# Route Santander / Valencia any suggestions



## jarcadia (May 1, 2005)

We are heading to Valencia in early December. As ferry doesn't berth at Santandar until 1300 have planned 1st stopover at Camping de Haro. Has anybody recently used this campsite?
Then thought to try Logrono / Soria / Teruel route rather than go via Zaragoza. Will this be more mountainous than the N234?
Any comments / suggestions most welcomed.

Thanks
Brian


----------



## derek500 (Oct 31, 2005)

We did most of that route earlier in the year. We joined your proposed route at Soria and did the N111 and then the SO411 via Lenya (shortcut). We then joined the N211 and on to Monreal del Campo where we joined the toll free A23 to Sagunto.

Great route. As ever in inland Spain, very little traffic and a pleasant journey on good roads - there was a few miles on the SO411 just before it meets the N211, where the road surface was not the best, but not a problem.
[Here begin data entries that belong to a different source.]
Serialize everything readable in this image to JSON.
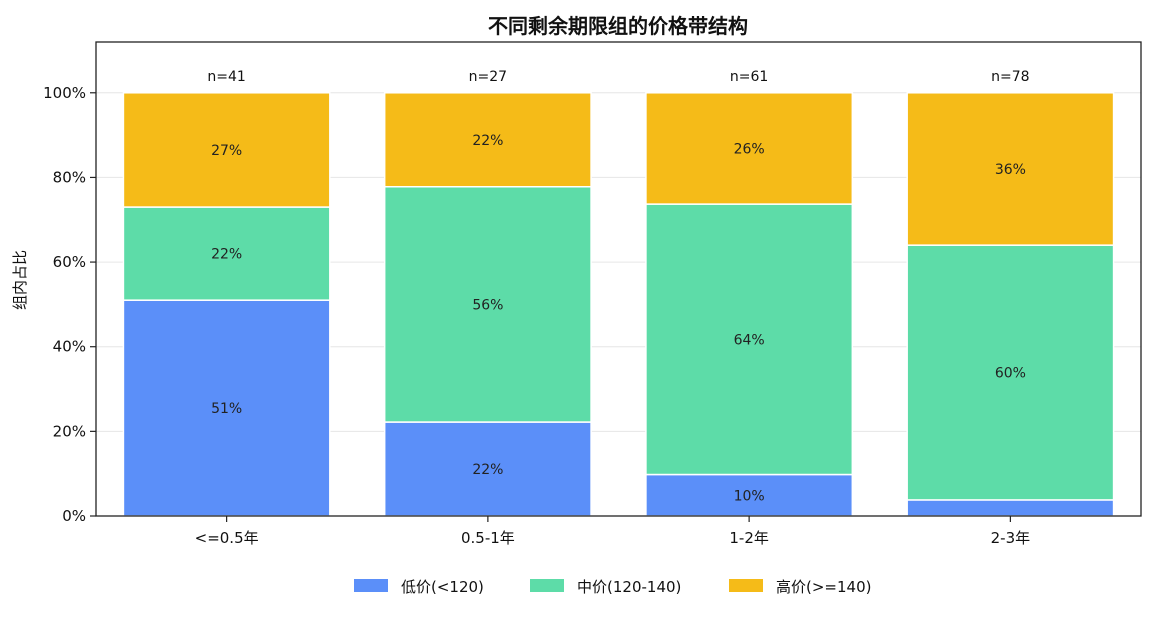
{
  "chart_data": {
    "type": "bar",
    "stacked": true,
    "title": "不同剩余期限组的价格带结构",
    "xlabel": "",
    "ylabel": "组内占比",
    "ylim": [
      0,
      1.12
    ],
    "y_ticks": [
      0,
      0.2,
      0.4,
      0.6,
      0.8,
      1.0
    ],
    "y_tick_labels": [
      "0%",
      "20%",
      "40%",
      "60%",
      "80%",
      "100%"
    ],
    "categories": [
      "<=0.5年",
      "0.5-1年",
      "1-2年",
      "2-3年"
    ],
    "group_counts": [
      "n=41",
      "n=27",
      "n=61",
      "n=78"
    ],
    "series": [
      {
        "name": "低价(<120)",
        "color": "#5b8ff9",
        "values": [
          0.51,
          0.222,
          0.098,
          0.038
        ],
        "labels": [
          "51%",
          "22%",
          "10%",
          ""
        ]
      },
      {
        "name": "中价(120-140)",
        "color": "#5ddca8",
        "values": [
          0.22,
          0.556,
          0.639,
          0.602
        ],
        "labels": [
          "22%",
          "56%",
          "64%",
          "60%"
        ]
      },
      {
        "name": "高价(>=140)",
        "color": "#f5bb18",
        "values": [
          0.27,
          0.222,
          0.263,
          0.36
        ],
        "labels": [
          "27%",
          "22%",
          "26%",
          "36%"
        ]
      }
    ],
    "grid": "horizontal",
    "legend_position": "bottom-center"
  }
}
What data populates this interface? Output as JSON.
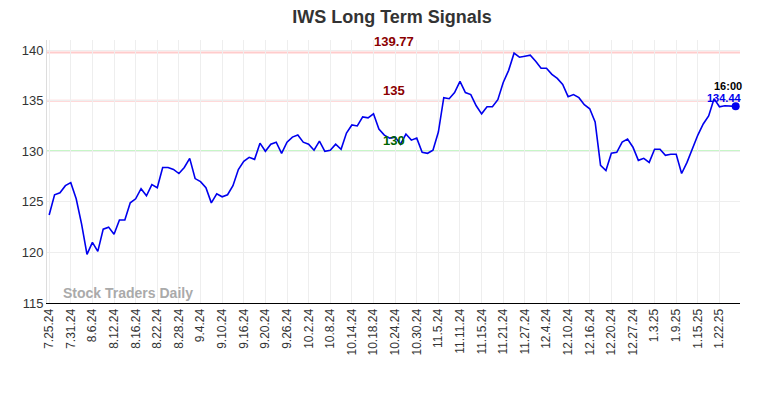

None of the route was mountainous. We're always using the A23 and since it's been upgraded to a motorway there are numerous viaducts that take out the previous bends.

Haven't used El Haro, planning to go to La Rioja next year, but have had good reports from Spanish motorhomers.


----------



## LoueenCo (Oct 23, 2008)

We used Camping De Haro last February for a stopover, the site is fine with the town centre a 10 minute walk away if you have the time.


----------